От пива Алексею полегчало. Все стали казаться хорошими, даже мрачно-медоточивый Яндарбиев. Он закурил, выпил еще бутылку. Кузовков внимательно наблюдал за ним.

— Ну как, Леха? Отдохнул, расслабился?

— Даже снова устать успел. Спасибо тебе, старик.

— Не пора ли тебе ехать? — с нажимом на последнем слове спросил Кузовков.

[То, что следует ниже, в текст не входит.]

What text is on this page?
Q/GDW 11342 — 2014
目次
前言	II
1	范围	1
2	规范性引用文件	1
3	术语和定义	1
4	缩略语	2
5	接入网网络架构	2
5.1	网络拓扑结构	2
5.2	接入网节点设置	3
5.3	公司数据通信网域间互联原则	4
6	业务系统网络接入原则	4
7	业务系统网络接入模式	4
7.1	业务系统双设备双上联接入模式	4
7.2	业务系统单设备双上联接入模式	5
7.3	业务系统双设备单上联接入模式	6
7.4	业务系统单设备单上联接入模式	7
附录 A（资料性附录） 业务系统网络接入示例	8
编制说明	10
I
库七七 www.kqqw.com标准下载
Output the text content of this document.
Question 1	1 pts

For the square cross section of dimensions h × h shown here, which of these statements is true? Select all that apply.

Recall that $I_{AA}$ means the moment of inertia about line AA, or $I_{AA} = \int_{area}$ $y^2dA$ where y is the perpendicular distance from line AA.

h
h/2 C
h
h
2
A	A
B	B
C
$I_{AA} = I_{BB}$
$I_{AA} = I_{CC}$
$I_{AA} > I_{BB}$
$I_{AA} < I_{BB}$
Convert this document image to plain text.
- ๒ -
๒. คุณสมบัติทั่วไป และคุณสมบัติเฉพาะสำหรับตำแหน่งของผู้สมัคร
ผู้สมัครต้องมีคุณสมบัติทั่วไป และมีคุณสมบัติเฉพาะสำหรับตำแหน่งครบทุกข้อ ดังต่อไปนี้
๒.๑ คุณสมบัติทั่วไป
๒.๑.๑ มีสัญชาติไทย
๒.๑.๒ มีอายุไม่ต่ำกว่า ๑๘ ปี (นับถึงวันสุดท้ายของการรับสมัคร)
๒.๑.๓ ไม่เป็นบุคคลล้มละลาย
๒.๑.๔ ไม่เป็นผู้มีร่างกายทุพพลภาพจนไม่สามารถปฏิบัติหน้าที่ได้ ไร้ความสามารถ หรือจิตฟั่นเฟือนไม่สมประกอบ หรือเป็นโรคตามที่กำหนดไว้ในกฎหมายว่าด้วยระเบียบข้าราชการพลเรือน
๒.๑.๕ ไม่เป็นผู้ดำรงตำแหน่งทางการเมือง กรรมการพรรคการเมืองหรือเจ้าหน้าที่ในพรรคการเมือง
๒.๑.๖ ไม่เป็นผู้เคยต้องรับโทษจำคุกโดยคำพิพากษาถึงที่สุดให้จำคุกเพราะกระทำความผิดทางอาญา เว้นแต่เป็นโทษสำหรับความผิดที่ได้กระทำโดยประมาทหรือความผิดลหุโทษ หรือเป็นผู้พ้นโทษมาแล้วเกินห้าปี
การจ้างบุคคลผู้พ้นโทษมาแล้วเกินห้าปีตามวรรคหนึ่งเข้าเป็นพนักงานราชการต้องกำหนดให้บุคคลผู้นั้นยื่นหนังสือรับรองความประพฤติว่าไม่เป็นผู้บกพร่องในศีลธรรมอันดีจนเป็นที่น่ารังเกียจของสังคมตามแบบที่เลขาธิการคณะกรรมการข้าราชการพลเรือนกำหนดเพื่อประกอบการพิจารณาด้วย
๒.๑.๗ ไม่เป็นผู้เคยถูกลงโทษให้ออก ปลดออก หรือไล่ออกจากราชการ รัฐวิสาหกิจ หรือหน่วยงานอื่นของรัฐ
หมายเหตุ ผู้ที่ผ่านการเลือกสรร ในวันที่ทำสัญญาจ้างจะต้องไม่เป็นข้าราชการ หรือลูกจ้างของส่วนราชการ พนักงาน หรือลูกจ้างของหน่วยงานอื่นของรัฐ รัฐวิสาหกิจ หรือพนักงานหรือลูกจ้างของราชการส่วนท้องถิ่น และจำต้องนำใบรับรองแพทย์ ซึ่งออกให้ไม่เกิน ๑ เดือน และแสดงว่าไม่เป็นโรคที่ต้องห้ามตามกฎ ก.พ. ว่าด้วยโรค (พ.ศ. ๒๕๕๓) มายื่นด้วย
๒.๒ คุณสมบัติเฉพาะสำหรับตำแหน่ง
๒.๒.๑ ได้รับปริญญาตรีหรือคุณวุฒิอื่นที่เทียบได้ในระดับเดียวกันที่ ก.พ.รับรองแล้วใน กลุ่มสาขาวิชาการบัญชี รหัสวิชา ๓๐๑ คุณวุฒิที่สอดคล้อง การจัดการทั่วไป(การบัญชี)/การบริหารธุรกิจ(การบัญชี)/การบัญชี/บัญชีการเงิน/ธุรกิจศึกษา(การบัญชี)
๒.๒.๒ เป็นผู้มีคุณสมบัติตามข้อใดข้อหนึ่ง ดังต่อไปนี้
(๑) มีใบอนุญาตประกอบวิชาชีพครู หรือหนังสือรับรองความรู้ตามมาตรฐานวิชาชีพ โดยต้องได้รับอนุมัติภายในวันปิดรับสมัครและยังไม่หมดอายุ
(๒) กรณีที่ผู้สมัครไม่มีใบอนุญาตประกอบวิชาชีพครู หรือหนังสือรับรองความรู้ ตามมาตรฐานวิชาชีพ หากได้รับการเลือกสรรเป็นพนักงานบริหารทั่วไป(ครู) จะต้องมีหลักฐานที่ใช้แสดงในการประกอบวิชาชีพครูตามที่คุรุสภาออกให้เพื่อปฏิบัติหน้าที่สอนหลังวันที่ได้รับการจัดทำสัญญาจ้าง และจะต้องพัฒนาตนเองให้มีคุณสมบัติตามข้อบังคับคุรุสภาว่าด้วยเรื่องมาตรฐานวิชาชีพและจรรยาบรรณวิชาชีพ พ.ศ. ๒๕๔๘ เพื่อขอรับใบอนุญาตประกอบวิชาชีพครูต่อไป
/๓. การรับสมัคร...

Ехать! А он уже и думать забыл про разговор в “Яме”. Но ответил так, как будто размышлял о нем всю ночь:

— Пора.

* * *

В железнодорожном агентстве он спокойно купил билет на вечерний поезд “Москва — Севастополь” — затруднений с билетами на юг в эту пору не было. Как студенту купейное место обошлось ему всего в 11 рублей. Потом Звонарев поехал домой, собрал вещички, взял деньги, путевку, медицинскую справку из поликлиники Литфонда, попросил родителей отвечать по телефону, как сказал Кузовков, и поехал на Курский вокзал. Все проблемы с работой Алексей решил оставить на потом, тем более что он еще до истории с полковником и аттестацией поменял и отработал заранее два дежурства, чтобы высвободить себе необходимые две недели в феврале для поездки.

Он шел вдоль состава по перрону, вдыхал волнующий запах топящихся углем титанов. Поезд был новенький, чистый, с буфетом, пива хоть залейся. В купе, куда он вошел, позвякивая бутылками, несомыми за “шею”, — новая приятная неожиданность: у окна сидела симпатичная рослая девушка в обтягивающем красивую грудь свитере. Звонарев с ходу, на “вчерашних дрожжах”, познакомился. Соседку звали Светой. Через пять минут они уже дружески распивали пиво. Так бы ехать до самого Симферополя и заняться чем-нибудь более интересным, нежели шутки под пиво, да ближе к отходу появились два других соседа.

Когда поезд тронулся, в купе заглянул еще один человек, удивительно похожий на покойного Джона Леннона — круглые очечки, падающие на лицо космы, крючковатый нос, — внимательно оглядел купе и предложил одному из новых соседей, пожилому мужчине:

— Не хотите ли поменяться местами? У вас какая полка? Верхняя? А у меня нижняя — тут рядом. Но попутчики — люди пожилые, солидные, и дама с ребенком, а я с молодежью люблю, музыку слушать. — Он хлопнул по свисающему с плеча на ремешке “Панасонику”.

Пожилой молча кивнул, собрал вещички и ушел.

— А вы, кстати, против музыки не возражаете? — несколько запоздало спросил волосатый у новых попутчиков.

Звонарев, которому все они — и молодые, и пожилые — испортили столь благоприятно складывающийся вагонный флирт, равнодушно пожал плечами, Светлана белозубо заулыбалась, а третий сосед, смуглый плотный коренастый мужчина с короткой стрижкой, которого лишь с известной оговоркой можно было отнести к “молодежи” (ему явно перевалило за тридцать), сказал:

— Врубай, веселее будет.

“Леннон” сбросил джинсовую “вареную” куртку на вате, оказался в джинсовой же безрукавке, плюхнулся на диван рядом со Светланой и щелкнул клавишей “Панасоника”. Музыка оказалась под стать его “фейсу”, “хайру” и “прикиду” — “Hey, Jude!” “Битлз”.